Nei giorni scorsi, Vendola ha rilasciato alla stampa alcune dichiarazioni sorprendenti nelle quali, a indagini apparentemente ferme, rilanciava l'idea che i ragazzini fossero stati condotti in Romania, dove ancora si troverebbero. A conferma della sua convinzione, maturata stando a quanto da lui dichiarato sulla base di precise informazioni ottenute da fonti attendibili, Rino Vendola si è anche recato a Bucarest, dove ha incontrato il ministro degli Interni rumeno, Vasile Blaga, per sollecitare una maggiore collaborazione nelle ricerche.

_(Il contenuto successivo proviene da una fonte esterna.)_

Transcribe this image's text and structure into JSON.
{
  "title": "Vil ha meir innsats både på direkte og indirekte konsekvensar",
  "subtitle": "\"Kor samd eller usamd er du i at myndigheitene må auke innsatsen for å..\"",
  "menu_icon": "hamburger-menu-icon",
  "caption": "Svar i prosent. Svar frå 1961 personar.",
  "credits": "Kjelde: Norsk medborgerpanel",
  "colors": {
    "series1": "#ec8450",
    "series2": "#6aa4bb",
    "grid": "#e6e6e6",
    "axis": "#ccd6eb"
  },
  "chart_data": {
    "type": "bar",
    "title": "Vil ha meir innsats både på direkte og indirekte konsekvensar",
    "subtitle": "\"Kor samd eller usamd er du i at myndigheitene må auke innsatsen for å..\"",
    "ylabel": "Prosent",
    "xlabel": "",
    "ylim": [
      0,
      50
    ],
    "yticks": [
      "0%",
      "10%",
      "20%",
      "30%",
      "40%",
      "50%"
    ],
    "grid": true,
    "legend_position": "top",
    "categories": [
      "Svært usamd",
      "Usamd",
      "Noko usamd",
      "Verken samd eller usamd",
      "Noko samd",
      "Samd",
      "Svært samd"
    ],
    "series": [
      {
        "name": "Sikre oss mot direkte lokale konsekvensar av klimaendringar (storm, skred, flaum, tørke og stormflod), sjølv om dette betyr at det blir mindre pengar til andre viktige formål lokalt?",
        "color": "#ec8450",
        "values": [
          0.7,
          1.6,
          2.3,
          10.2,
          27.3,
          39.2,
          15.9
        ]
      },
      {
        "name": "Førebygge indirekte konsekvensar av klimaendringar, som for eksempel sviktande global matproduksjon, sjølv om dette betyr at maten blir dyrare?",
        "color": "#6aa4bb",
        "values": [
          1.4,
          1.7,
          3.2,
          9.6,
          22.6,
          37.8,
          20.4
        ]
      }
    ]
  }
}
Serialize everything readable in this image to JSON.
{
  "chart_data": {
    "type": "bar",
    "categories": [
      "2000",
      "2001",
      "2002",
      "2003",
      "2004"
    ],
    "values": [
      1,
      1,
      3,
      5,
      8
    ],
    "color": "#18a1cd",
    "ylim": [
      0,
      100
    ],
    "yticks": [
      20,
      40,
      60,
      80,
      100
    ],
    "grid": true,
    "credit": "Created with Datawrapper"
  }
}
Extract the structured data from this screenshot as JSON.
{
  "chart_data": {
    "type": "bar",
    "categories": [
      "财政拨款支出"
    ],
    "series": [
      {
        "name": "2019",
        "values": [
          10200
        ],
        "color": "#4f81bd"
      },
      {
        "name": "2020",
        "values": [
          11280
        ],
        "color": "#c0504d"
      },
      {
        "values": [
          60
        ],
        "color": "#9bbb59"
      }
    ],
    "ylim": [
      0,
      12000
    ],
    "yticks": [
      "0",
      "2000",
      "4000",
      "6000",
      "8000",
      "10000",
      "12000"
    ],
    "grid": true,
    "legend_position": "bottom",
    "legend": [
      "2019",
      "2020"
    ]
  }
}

A questo punto, però, la Procura intende prima di tutto verificare quali siano le fonti alle quali il sindaco di Gravina avrebbe attinto le informazioni che lo hanno spinto a recarsi personalmente a Bucarest. Peraltro, la pista rumena era stata già vagliata dalla magistratura barese, senza alcun risultato. Le indagini, infatti, restano ferme al coinvolgimento del padre di Francesco e Salvatore, Filippo Pappalardi, al momento unico indagato nella vicenda per sequestro di persona. In ogni caso, le dichiarazioni di Vendola non possono essere prese alla leggera, anche perché proprio nelle ultime settimane i carabinieri avrebbero ottenuto informazioni e raccolto voci confidenziali sulla base delle quali la pista rumena potrebbe essere rimessa in discussione della magistratura. Rino Vendola, in particolare, ha dichiarato di aver saputo con certezza e «da una fonte riservata» che i ragazzini si trovano in Romania e che su questa strada stavano lavorando due carabinieri, ai quali però le forze di polizia avrebbero impedito di proseguire le indagini. Ovviamente la Procura si è affrettata a spiegare che fra le forze dell'ordine c'è totale sintonia e che i due carabinieri erano stati incaricati dalla stessa magistratura di continuare a dragare la pista rumena tanto che i due sottufficiali avevano anche presentato una relazione alla Procura, fornendo «labili indizi». Indizi che sarebbero venuti dalle confidenze di un parroco di Gravina e sui quali il sostituto procuratore che indaga ha già avviato una serie di verifiche attualmente in corso. Queste stesse informazioni sarebbero il fondamento delle convinzioni di Rino Vendola, il quale domani dovrà fornire spiegazioni alla magistratura.
E intanto ieri la Procura di Bari ha dovuto fare i conti con l'ennesimo falso allarme, giunto questa volta proprio dalla Romania. Francesco e Salvatore sarebbero stati visti a Bucarest mentre si trovavano davanti a un semaforo a chiedere l'elemosina. L'informazione è stata smentita sia dall'Ambasciata italiana che dalla Farnesina.